I came across this 1980 interview with author Astrid Lindgren (Pippi Longstocking and other books) and Agnetha Faltskog was singer for ABBA.
http://www.agnethaarchives.com/articles/ANonsmokingGeneration.htm-post
I was particularly interested in some of the insights Lindgren shared when dealing with kids and writing for them.
To the question "Were you a kind mother?"
Astrid: I played with my children and had just as much fun as they did. That's something that only children knows, if an adult enjoys being with them, if they have fun being with them. You can't pretend, "now we're going to have a good time". It has to come from inside you. Not everybody enjoys spending time with their children.
Astrid: When I walk in the streets I observe all people intensively. I saw a mother and a young boy and I thought that this boy is lucky. They were calm, both of them relaxed, holding each other's hands and were occupied with their own separate thoughts, but they exuded affinity and trust. I felt like walking up to them saying: Oh, how good things are with you and your mom. But you see others "now come with me"...Astrid, why do you think adults like your books just as much as children?
Astrid: When it comes to a children's book, adults have to be able to stand it in order to read it. If not, it's not good. If you ask me the question: How should a good children's book be like, then I answer: It should be good! Because you never ask how good a collection of poems or a good novel should be like. There's really no good way to judge children's literature, in any other way than as literature. You have to have the same demands, on artistry, on genuineness, a good language and so on. You can't just sit down and say: well, this is how a good children's book should be.

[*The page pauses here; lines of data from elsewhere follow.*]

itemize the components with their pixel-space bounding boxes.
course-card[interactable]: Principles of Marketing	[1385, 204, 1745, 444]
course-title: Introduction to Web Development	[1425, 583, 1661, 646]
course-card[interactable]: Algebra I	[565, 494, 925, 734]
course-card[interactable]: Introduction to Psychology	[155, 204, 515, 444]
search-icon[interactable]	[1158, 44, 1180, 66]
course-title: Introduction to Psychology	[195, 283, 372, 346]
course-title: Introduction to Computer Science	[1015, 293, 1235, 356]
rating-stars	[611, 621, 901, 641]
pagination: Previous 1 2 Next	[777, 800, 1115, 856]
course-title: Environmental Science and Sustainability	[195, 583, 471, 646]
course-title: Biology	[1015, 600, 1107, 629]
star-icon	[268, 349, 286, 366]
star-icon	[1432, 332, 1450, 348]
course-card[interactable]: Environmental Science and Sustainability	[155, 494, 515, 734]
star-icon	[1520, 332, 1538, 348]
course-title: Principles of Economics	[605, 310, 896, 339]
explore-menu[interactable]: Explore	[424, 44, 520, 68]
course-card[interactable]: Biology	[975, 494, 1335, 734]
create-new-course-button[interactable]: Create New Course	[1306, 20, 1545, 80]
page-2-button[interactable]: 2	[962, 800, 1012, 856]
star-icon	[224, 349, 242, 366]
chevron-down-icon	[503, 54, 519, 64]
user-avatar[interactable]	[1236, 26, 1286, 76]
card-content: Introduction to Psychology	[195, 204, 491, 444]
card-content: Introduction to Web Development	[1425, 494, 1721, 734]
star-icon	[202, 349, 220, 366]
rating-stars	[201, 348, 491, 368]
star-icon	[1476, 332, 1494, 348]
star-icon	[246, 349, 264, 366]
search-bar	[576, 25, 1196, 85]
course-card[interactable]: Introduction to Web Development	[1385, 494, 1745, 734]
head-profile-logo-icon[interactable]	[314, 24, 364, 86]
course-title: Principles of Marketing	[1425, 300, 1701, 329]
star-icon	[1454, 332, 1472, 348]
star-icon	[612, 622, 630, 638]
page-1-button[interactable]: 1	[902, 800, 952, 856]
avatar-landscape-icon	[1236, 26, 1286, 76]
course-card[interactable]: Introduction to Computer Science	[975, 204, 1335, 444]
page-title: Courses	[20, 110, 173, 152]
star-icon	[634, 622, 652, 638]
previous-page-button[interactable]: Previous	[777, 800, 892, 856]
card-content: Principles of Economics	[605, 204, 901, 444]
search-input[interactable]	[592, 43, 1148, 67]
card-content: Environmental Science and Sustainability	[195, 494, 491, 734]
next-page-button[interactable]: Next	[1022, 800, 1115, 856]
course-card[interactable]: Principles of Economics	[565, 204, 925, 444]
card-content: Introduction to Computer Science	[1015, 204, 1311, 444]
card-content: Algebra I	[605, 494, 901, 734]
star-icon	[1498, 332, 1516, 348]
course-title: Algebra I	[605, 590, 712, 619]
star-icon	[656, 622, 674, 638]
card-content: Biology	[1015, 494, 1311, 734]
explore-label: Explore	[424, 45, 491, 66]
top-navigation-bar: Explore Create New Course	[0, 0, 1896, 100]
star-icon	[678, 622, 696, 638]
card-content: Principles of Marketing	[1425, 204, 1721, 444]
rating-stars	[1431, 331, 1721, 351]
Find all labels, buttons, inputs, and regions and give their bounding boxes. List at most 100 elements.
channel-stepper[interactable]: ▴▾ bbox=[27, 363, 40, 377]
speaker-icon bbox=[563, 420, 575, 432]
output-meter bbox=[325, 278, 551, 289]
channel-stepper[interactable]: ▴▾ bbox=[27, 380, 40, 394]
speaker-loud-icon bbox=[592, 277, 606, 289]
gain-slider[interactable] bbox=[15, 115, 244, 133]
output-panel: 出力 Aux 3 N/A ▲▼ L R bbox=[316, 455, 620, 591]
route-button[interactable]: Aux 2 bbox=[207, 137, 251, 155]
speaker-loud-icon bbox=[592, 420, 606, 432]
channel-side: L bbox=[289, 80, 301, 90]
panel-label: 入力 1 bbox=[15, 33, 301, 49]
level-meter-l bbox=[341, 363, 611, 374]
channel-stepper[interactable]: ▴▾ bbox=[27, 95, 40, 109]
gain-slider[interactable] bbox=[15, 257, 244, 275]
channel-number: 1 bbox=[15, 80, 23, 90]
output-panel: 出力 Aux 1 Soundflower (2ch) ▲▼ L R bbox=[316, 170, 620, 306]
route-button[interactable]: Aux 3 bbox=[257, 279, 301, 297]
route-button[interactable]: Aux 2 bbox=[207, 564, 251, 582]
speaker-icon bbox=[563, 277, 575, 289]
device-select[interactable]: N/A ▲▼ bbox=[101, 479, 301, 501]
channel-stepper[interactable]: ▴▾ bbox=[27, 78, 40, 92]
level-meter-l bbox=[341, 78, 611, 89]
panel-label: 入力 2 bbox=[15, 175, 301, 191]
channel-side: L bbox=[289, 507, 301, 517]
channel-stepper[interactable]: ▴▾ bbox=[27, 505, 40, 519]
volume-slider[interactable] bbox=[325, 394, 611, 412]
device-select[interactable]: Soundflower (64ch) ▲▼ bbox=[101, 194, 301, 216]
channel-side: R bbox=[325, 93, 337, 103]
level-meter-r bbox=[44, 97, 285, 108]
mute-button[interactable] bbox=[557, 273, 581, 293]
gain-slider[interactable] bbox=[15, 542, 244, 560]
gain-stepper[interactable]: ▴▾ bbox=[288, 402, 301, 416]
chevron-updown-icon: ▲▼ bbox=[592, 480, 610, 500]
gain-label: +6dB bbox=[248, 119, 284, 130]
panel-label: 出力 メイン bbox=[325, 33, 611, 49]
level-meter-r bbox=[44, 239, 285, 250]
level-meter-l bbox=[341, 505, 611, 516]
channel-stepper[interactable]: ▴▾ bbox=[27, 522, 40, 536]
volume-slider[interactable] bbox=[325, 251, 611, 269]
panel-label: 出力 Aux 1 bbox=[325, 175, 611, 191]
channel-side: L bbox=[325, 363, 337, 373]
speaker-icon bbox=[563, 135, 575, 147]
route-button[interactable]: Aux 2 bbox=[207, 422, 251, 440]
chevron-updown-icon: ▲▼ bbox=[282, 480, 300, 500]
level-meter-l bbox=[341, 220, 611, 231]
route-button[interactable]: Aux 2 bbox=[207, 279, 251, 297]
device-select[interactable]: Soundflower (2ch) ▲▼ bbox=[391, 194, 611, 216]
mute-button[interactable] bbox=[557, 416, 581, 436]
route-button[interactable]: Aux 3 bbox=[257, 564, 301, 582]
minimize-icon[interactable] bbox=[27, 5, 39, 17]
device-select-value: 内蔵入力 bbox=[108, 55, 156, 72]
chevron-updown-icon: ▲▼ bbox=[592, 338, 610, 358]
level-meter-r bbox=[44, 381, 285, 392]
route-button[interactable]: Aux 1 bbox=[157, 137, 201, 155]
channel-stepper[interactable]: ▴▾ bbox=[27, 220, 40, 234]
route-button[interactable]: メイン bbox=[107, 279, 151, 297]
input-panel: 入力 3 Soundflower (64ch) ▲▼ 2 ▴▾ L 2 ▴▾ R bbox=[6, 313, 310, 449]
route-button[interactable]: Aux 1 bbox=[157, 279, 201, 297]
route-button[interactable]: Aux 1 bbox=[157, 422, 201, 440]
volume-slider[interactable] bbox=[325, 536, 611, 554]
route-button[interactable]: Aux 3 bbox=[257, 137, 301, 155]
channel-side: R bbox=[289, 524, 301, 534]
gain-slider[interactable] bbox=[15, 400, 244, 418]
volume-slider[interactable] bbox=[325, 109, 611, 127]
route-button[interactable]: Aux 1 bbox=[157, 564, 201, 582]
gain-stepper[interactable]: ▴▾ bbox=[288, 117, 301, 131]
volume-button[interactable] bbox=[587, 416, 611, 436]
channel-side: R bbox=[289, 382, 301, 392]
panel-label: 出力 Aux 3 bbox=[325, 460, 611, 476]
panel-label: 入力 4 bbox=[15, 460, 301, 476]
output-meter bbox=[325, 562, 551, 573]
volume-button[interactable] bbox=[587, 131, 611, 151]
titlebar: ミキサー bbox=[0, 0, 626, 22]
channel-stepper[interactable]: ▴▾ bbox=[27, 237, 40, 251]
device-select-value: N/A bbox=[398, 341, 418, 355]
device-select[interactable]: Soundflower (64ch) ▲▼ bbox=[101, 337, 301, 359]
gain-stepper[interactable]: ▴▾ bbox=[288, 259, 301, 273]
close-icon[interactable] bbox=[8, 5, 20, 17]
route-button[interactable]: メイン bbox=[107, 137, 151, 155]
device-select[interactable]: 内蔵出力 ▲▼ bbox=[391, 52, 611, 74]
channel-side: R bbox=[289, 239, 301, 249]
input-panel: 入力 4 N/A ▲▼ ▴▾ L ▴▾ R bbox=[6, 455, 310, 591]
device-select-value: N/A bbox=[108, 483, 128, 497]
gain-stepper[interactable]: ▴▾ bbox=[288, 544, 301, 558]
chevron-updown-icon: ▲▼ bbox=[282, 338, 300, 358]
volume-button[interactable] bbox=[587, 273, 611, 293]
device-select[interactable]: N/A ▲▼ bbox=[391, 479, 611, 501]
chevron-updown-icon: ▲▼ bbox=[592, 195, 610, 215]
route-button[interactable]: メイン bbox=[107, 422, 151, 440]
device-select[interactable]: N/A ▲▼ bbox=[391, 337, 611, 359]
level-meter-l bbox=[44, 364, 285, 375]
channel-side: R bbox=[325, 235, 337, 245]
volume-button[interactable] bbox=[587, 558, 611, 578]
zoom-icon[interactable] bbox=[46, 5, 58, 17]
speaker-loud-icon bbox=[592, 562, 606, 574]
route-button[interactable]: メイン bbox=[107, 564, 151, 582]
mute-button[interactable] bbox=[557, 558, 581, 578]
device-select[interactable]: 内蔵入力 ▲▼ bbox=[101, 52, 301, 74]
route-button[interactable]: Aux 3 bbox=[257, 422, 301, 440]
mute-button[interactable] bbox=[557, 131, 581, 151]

Agnetha: It's just as if they would ask us, especially the guys, how do you write a hit, do you think that now we're going to write a hit? They don't. You don't work in that way. How would you know?
Do you picture any special kind of children in front of you when you write a children’s book?
Astrid: No, I write for the child that's still inside me. I never think that there will be children reading my books. Never. I write just to have fun. It's just as fun writing books as it is reading them. Since I always read books, as a child, and I still do, I can feel when I write that this is the way I want it. I go inside it in some kind of way. No, I never think of any other children. It doesn't matter what they think either... I can't let it. It's good if they're just as childish as I am.
2 comments:
Thank you for sharing this interview. I think a lot of publishers forget that books written kids need to held to the same standards of writing as adult books.
@echolage-Absolutely! Some books written for kids such as "Winnie the Pooh" are now on the reading list at some universities!